Trump no está solo en esto tampoco. La primera estudio de Walt Disney quebró en 1921, luego volvió y construyó un imperio valorado en más de 100 mil millones de dólares para 2023. La compañía de automóviles de Henry Ford, Detroit Automobile Company, fracasó en 1901 tras solo 18 meses, pero aprendió de ello y fundó Ford Motor Company tres años después. Para los años 20, Ford valía alrededor de 1.2 mil millones de dólares.

Incluso Dave Ramsey -- el gurú de las finanzas personales -- estuvo ahogado en deuda inmobiliaria a finales de sus 20 años y tuvo que declararse en bancarrota.
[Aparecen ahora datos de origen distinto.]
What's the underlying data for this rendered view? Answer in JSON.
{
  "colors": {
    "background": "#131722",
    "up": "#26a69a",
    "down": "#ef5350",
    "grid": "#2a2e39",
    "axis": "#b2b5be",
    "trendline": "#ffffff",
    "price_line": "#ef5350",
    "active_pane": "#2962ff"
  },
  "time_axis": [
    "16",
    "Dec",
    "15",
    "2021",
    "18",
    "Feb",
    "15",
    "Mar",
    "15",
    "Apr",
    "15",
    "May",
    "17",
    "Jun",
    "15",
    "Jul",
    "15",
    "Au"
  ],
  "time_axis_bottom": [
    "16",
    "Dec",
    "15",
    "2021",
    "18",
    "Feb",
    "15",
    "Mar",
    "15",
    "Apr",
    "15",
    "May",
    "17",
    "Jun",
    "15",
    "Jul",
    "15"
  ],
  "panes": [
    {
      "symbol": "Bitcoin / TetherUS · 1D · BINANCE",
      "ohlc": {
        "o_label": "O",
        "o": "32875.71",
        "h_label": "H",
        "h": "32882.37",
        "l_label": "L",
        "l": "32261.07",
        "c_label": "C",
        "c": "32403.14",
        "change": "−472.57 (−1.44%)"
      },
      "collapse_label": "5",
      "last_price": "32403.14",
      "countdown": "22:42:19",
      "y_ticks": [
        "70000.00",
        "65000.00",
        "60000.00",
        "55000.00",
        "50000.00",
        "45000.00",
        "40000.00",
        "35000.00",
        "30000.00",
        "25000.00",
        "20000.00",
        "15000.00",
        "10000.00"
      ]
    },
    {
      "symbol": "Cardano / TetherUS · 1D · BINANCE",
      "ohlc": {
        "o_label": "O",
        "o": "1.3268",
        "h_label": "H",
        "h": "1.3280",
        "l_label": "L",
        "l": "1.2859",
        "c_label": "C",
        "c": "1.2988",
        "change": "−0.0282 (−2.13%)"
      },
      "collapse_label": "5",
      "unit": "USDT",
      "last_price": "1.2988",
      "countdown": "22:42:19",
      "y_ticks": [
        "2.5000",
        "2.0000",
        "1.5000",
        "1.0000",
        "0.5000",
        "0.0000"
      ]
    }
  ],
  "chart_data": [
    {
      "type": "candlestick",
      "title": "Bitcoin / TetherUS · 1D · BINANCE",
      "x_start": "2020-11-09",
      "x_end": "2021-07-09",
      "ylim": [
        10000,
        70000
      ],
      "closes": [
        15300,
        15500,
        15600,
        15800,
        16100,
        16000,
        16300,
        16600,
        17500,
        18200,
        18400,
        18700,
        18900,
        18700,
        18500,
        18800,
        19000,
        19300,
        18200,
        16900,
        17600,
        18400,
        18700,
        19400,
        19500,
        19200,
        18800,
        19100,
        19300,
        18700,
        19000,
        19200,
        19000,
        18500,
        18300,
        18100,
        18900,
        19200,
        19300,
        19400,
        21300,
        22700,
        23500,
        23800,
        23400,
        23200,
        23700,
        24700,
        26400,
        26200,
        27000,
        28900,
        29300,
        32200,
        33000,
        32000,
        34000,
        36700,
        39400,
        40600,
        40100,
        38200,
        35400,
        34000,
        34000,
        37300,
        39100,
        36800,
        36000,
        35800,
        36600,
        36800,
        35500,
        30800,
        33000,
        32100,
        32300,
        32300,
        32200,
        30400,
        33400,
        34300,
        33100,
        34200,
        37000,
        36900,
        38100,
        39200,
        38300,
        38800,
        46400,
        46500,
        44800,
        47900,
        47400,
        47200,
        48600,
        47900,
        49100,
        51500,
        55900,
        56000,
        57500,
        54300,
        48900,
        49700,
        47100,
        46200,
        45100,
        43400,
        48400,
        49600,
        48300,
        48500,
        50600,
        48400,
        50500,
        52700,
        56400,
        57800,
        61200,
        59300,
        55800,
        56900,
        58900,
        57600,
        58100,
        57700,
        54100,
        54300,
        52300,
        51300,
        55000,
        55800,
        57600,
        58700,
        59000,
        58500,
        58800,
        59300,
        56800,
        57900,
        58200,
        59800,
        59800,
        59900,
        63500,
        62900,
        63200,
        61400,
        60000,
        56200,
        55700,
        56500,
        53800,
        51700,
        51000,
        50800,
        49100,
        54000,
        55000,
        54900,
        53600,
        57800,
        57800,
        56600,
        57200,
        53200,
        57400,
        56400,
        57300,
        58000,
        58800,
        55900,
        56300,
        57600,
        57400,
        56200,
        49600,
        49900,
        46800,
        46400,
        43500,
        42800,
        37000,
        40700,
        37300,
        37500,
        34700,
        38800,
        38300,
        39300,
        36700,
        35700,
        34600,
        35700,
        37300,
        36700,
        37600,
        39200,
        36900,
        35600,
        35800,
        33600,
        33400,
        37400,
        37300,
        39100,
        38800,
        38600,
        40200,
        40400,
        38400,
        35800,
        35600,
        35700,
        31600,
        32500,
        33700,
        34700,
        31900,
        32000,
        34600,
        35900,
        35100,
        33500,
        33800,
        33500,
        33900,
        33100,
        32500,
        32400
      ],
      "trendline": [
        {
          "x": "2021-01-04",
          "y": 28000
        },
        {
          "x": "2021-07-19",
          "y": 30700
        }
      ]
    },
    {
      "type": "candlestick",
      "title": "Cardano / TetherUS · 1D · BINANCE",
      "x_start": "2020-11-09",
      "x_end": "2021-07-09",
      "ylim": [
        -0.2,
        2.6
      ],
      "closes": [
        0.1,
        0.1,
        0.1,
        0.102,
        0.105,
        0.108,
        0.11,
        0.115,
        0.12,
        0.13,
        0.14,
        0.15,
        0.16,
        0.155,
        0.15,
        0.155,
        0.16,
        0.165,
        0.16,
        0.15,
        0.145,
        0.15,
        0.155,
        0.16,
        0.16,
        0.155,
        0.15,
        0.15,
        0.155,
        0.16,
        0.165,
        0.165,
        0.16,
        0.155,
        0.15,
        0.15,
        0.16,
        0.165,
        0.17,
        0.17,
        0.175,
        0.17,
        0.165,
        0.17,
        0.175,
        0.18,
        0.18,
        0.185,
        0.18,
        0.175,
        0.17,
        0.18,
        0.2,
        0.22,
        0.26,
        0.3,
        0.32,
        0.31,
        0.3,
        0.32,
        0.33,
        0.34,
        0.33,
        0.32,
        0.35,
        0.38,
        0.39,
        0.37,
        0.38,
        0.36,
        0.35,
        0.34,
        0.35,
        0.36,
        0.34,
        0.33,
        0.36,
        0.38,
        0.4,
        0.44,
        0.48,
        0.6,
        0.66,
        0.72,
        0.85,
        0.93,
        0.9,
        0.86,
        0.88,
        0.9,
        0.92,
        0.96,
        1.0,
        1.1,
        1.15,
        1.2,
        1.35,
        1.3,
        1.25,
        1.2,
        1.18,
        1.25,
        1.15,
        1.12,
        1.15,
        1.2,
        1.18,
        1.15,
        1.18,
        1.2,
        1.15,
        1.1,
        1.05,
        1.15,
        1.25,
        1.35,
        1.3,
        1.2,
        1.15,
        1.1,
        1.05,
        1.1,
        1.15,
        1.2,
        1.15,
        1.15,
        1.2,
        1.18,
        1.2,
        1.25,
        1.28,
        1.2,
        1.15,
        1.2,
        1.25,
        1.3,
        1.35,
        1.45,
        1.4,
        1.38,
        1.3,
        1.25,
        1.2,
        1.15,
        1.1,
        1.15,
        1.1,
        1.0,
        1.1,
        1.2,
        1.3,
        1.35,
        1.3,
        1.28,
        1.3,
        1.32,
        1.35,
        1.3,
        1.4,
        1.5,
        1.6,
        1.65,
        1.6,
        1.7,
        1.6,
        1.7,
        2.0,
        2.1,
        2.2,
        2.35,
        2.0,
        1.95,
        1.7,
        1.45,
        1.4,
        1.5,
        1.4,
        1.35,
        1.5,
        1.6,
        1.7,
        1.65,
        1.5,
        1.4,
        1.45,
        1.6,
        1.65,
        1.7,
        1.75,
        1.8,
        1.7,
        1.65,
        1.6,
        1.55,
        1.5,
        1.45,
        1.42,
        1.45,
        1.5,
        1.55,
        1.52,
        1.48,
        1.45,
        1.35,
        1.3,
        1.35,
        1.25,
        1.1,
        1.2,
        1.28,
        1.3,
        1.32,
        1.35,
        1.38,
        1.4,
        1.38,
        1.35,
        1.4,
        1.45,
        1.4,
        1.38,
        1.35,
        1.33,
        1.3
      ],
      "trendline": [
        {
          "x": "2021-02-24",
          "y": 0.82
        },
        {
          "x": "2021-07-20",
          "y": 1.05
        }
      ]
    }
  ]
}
Ahora vale 200 millones de dólares. Milton Hershey quebró varias veces antes de que su compañía de chocolates alcanzara un valor de 60 millones en 1918 (más de 1 mil millones en dinero de hoy).

El patrón está bastante claro: la bancarrota para estos tipos no fue el fin. Fue una herramienta. Una forma de reiniciar la deuda mientras se conservan los activos reales y la propiedad intelectual que importan. La situación de Larry King fue diferente (tuvo problemas legales), pero incluso él se reconstruyó y terminó con un patrimonio neto de 50 millones de dólares cuando murió en 2021.

Así que cuando la gente habla de bancarrotas de Trump como si fuera algún tipo de fracaso, el contexto importa. A veces, los movimientos empresariales más grandes parecen desastres en la superficie. La verdadera pregunta no es si te declaraste en bancarrota -- es qué hiciste después.